Pistorius trial hears bungling police mishandled evidence and stole watch
Repeated errors made translating testimony prompt fears they may affect court's verdicts

A retired police officer told Oscar Pistorius' murder trial yesterday his colleagues were clumsy handling evidence and even stole a luxury watch from the crime scene.
Former station chief Giliam van Rensburg, who was among the first to attend the killing and was the officer who arrested Pistorius, retired last year.
He testified that an officer handled Pistorius's gun without gloves and that a watch worth up to US$10,000 went missing, calling into question the police's handling of the investigation.
The officers' conduct could have a strong bearing on the trial, if Judge Thokozile Masipa believes vital forensic evidence was so tainted as to be inadmissible.
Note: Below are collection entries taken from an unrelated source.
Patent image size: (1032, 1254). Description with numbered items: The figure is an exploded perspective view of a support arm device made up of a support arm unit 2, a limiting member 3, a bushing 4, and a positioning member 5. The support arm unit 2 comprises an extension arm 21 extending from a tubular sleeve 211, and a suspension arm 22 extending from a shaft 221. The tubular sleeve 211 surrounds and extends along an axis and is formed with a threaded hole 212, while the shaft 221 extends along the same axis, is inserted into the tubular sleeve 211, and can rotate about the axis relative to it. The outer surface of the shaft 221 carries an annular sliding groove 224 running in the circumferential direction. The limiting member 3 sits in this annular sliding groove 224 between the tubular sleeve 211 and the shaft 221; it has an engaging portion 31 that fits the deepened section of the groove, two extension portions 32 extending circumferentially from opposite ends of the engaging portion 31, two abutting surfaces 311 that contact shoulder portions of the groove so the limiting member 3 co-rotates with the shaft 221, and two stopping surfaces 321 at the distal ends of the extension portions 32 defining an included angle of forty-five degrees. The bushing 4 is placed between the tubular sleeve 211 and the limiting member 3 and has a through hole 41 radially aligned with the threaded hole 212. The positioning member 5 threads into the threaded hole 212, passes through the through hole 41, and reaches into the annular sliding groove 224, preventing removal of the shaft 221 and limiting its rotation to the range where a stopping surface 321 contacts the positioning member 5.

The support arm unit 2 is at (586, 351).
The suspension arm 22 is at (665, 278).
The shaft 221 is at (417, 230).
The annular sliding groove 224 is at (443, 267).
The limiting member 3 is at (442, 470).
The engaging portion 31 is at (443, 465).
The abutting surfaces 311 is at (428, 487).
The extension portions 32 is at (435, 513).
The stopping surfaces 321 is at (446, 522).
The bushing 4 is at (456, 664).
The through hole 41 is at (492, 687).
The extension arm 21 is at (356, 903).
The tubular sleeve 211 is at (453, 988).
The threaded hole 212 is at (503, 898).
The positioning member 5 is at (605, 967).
Van Rensburg took the court through photos taken shortly after Reeva Steenkamp was shot in the early hours of February 14 last year. They included gruesome images of the 29-year-old model's fatal head wound and photos of a shirtless Pistorius covered in blood shortly after the shooting.
In several pictures the Paralympian is seen standing in his garage, expressionless and staring straight at the camera, wearing blood-soaked blue shorts and with dried blood on his left arm. The former officer testified that experts examined a blood-splattered box containing eight timepieces - but that one went missing even after he warned his officers against theft.